Destroy typically takes 15-25 minutes. Common hangs:

  • EKS waiting on finalizer: a Kubernetes namespace is stuck terminating. kubectl get ns --field-selector status.phase=Terminating to find it; kubectl get all -n <ns> to find the holdout resource.
  • ECR / S3 non-empty: if ecr_force_destroy_repositories or s3_force_destroy_buckets wasn't set true, Terraform refuses to delete. Either flip those flags for the destroy, or empty the resources manually first.

Troubleshooting

terraform plan fails with precondition errors

The reference architecture adds plan-time preconditions that catch common misconfigurations early. The error message tells you what to fix:

  • "bundle is missing required images": atlas/envoy/gateway/forge_api (or forge_api/web-assistant/public-docs for the deployment chart) aren't all in your containers_dir. Re-extract the bundle.
  • "bundle_root does not contain charts/...": typo in bundle_root, or bundle isn't fully extracted.

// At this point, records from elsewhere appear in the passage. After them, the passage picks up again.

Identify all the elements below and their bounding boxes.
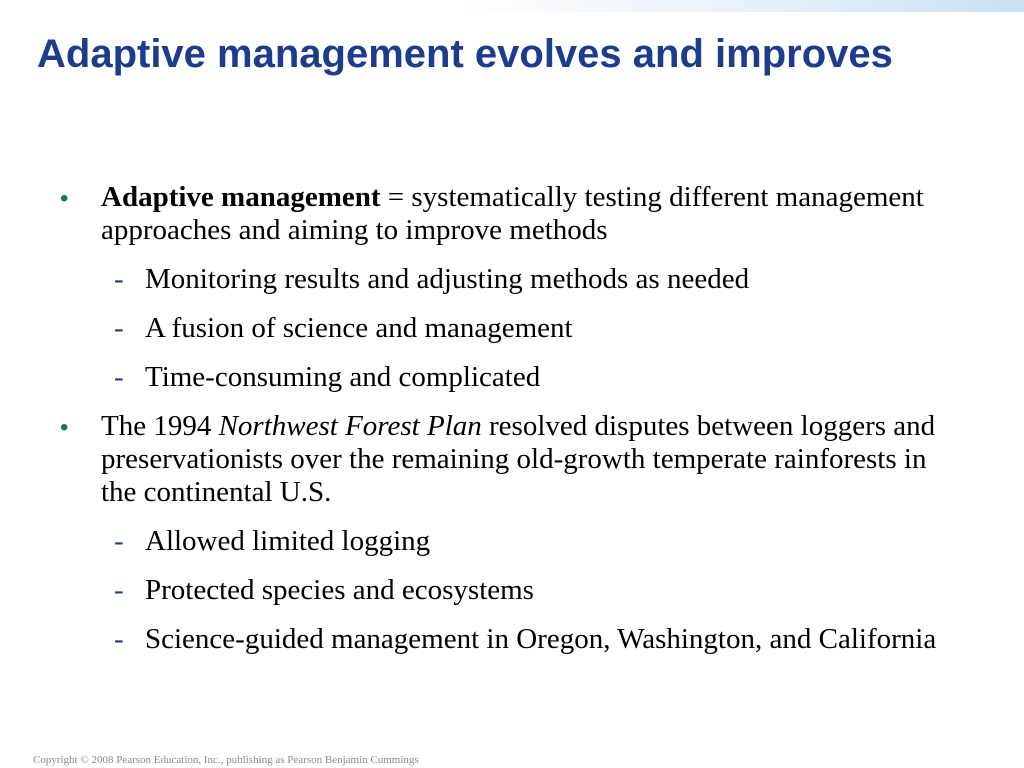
subpoint-text: Time-consuming and complicated (145, 361, 541, 393)
bullet-term: Adaptive management (101, 181, 381, 213)
dash-icon: - (114, 525, 124, 557)
top-gradient-band (0, 0, 1024, 12)
subpoint-text: Allowed limited logging (145, 525, 431, 557)
dash-icon: - (114, 623, 124, 655)
dash-icon: - (114, 361, 124, 393)
bullet-definition: = systematically testing different management approaches and aiming to improve methods (101, 181, 924, 246)
subpoint-text: Science-guided management in Oregon, Washington, and California (145, 623, 937, 655)
subpoint-text: A fusion of science and management (145, 312, 573, 344)
subpoint-text: Monitoring results and adjusting methods as needed (145, 263, 750, 295)
bullet-text-after: resolved disputes between loggers and preservationists over the remaining old-growth temperate rainforests in the continental U.S. (101, 410, 936, 508)
subpoint-monitoring (60, 263, 960, 296)
plan-name: Northwest Forest Plan (218, 410, 482, 442)
subpoint-protected-species (60, 574, 960, 607)
bullet-northwest-forest-plan (60, 410, 960, 509)
subpoint-science-guided (60, 623, 960, 656)
subpoint-limited-logging (60, 525, 960, 558)
copyright-footer: Copyright © 2008 Pearson Education, Inc., publishing as Pearson Benjamin Cummings (33, 754, 419, 766)
bullet-text-before: The 1994 (101, 410, 219, 442)
bullet-adaptive-management (60, 181, 960, 247)
bullet-dot-icon: • (60, 414, 69, 441)
dash-icon: - (114, 263, 124, 295)
slide-content (60, 181, 960, 656)
dash-icon: - (114, 312, 124, 344)
slide-title: Adaptive management evolves and improves (37, 32, 893, 76)
subpoint-text: Protected species and ecosystems (145, 574, 534, 606)
dash-icon: - (114, 574, 124, 606)
subpoint-fusion (60, 312, 960, 345)
subpoint-time-consuming (60, 361, 960, 394)
bullet-dot-icon: • (60, 185, 69, 212)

Helm install fails with ImagePullBackOff

Either:

  • ECR wasn't populated (stage 1 didn't finish): rerun terraform apply
  • Image tags in the bundle don't match what the chart references: verify terraform output ecr_images against the chart's image names

Inference pod stuck on init container

First startup downloads 20-75GB from S3. If it's stuck more than ~30 minutes:

  • Check kubectl logs -n poolside-models <pod> -c init for S3 errors
  • Check the inference pod's IRSA role has s3:GetObject on the models bucket: aws iam get-role-policy --role-name <deployment>-inference-pod
  • Check the models S3 bucket has the checkpoint's .checkpoint-complete marker; if missing, the upload didn't complete

ALB not provisioning

Check the ALB controller pods in kube-system. Most commonly the controller's mutating webhook isn't ready before the chart's Services got created. Rerun terraform apply to retry.

Cognito "Invalid redirect URI"

The callback URLs are computed from public_hostname. If you changed it after first apply, re-run terraform apply so Cognito updates.

Staying up to date

Re-read architecture.md after each release of this reference architecture for the list of what's new.